The Constitution of India was adopted by the Constituent Assembly on 26 November 1949 and came into effect on 26 January 1950. It deals with the union and its territory, citizenship, fundamental rights and duties, directive principles of state policy, the Union, the States, union territories, the High Courts in the states, subordinate courts, the panchayats, the municipalities, cooperative societies, the scheduled and tribal areas, relations between the union and the states, finance, property, contracts and suits, trade, commerce and intercourse within the territory of India, services under the union and the states, tribunals, elections, special provisions relating to certain classes, official language, regional language and Emergency provisions. Under the scheme of Constitution of India, Parliament/ State legislation is empowered to make laws, Executive implements the laws and Constitutional courts interpret the provisions of Constitution. Parliament can amend the Constitution but the basic structure of the Constitution cannot be amended under Article 368.
Most of the Fundamental rights are enforceable against State under Writ petition either before High Court or Supreme Court. State is defined under Article 12, Article 13 definition of law, Equality clause: Article 14, 15 & 16, Abolition of untouchability: Article 17, Abolition of titles: Article 18, Freedom to expression and speech: Article 19, Rights of accused: Article 20, Right to life and liberty: Article 21, Protection against arrest and detention in certain cases: Article 22. Writ jurisdiction of the Hon’ble High Court can be invoked under article 226 in the nature of habeas corpus, mandamus, prohibition, quo warranto, and certiorari. Hon’ble Supreme Court, the highest in the country, may also issue writs under Article 32 of the Constitution for enforcement of Fundamental Rights and under Articles 139 for enforcement of rights other than Fundamental Rights.

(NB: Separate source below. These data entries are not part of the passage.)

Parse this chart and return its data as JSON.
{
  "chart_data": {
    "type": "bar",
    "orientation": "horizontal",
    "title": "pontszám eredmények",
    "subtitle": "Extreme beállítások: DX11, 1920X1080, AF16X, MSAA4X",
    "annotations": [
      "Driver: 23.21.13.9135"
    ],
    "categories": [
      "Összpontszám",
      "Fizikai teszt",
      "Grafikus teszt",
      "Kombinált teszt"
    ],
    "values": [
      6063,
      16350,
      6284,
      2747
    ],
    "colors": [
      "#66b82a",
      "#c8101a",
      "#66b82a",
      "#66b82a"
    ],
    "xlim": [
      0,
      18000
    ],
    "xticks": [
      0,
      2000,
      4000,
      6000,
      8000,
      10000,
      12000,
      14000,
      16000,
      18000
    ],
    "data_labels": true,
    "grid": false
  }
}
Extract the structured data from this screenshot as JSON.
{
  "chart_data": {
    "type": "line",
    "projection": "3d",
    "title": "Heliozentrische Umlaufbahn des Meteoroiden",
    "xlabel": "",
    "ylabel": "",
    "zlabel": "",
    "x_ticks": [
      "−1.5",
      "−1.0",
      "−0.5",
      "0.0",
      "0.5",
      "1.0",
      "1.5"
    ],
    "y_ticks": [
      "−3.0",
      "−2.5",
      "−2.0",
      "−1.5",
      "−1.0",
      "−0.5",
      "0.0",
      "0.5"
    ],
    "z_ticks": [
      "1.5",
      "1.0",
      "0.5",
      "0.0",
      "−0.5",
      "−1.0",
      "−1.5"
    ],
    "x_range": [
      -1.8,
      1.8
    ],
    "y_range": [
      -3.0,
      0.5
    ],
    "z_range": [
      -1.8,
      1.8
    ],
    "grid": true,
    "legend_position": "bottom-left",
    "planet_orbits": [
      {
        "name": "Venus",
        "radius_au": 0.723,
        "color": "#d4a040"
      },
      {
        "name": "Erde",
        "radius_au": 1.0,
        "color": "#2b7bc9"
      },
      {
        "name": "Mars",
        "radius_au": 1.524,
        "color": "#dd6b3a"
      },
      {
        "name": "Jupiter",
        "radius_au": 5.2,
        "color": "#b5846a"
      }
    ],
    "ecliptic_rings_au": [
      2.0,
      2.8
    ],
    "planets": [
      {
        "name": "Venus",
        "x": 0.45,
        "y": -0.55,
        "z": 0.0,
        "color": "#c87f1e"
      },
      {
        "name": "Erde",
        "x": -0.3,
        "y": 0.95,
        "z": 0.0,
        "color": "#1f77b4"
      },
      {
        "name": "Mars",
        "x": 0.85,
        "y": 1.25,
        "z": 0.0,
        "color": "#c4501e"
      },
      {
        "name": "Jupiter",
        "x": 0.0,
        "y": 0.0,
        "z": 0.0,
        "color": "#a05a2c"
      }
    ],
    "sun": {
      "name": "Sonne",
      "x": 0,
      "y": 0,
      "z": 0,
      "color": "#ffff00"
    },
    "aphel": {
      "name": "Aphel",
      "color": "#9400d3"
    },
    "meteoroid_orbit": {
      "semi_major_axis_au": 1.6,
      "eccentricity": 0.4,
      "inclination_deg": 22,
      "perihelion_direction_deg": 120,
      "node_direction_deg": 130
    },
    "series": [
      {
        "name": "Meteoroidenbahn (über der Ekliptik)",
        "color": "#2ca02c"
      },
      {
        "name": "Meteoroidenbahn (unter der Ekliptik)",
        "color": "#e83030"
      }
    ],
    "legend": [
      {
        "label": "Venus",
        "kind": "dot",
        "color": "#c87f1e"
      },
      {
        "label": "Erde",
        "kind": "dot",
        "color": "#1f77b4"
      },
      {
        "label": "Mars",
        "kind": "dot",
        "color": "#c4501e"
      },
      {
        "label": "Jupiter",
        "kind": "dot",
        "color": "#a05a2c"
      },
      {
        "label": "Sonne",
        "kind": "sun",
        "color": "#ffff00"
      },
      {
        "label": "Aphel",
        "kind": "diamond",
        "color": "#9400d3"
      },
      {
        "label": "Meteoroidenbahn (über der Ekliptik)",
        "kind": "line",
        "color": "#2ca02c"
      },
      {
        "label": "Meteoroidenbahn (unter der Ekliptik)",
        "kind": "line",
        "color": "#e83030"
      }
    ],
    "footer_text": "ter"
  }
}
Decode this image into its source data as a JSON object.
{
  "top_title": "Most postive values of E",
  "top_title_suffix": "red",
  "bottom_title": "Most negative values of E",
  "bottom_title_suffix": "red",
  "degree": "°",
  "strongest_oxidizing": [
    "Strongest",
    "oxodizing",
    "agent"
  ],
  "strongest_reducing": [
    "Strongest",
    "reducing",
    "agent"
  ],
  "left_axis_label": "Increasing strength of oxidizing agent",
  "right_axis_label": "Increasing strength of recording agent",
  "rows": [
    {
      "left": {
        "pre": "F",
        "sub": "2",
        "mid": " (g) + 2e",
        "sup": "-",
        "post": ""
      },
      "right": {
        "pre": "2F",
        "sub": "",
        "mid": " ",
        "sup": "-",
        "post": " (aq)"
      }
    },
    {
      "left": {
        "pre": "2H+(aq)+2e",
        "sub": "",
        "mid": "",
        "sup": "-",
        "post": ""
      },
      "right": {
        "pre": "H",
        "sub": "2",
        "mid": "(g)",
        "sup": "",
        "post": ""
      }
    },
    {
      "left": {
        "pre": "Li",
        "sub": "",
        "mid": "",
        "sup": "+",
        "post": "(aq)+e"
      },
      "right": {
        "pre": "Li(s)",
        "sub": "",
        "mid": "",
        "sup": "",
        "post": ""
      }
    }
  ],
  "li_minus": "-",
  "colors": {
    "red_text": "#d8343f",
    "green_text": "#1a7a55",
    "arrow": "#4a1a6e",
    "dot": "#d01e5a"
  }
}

The petitioner must file a representation in the department/ office to avail an existing remedy before filing Writ petition in the Hon’ble High Court or Supreme Court. Although, no specified limitation is applicable to the violation of fundamental rights in the Hon’ble High Court the petition may be dismissed on the ground of delay and latches. Our Best Advocates for Constitutional law in Chandigarh have always advised their clients to file the case within a reasonable time to avoid any damage due to delay.
The Constitution of India is the most exhaustive Constitution of the world and it has safeguarded all the institution of India from arbitrariness. The role of constitutional courts as watchdogs over the institutional balance is actually bringing the spirit of rule of law in India.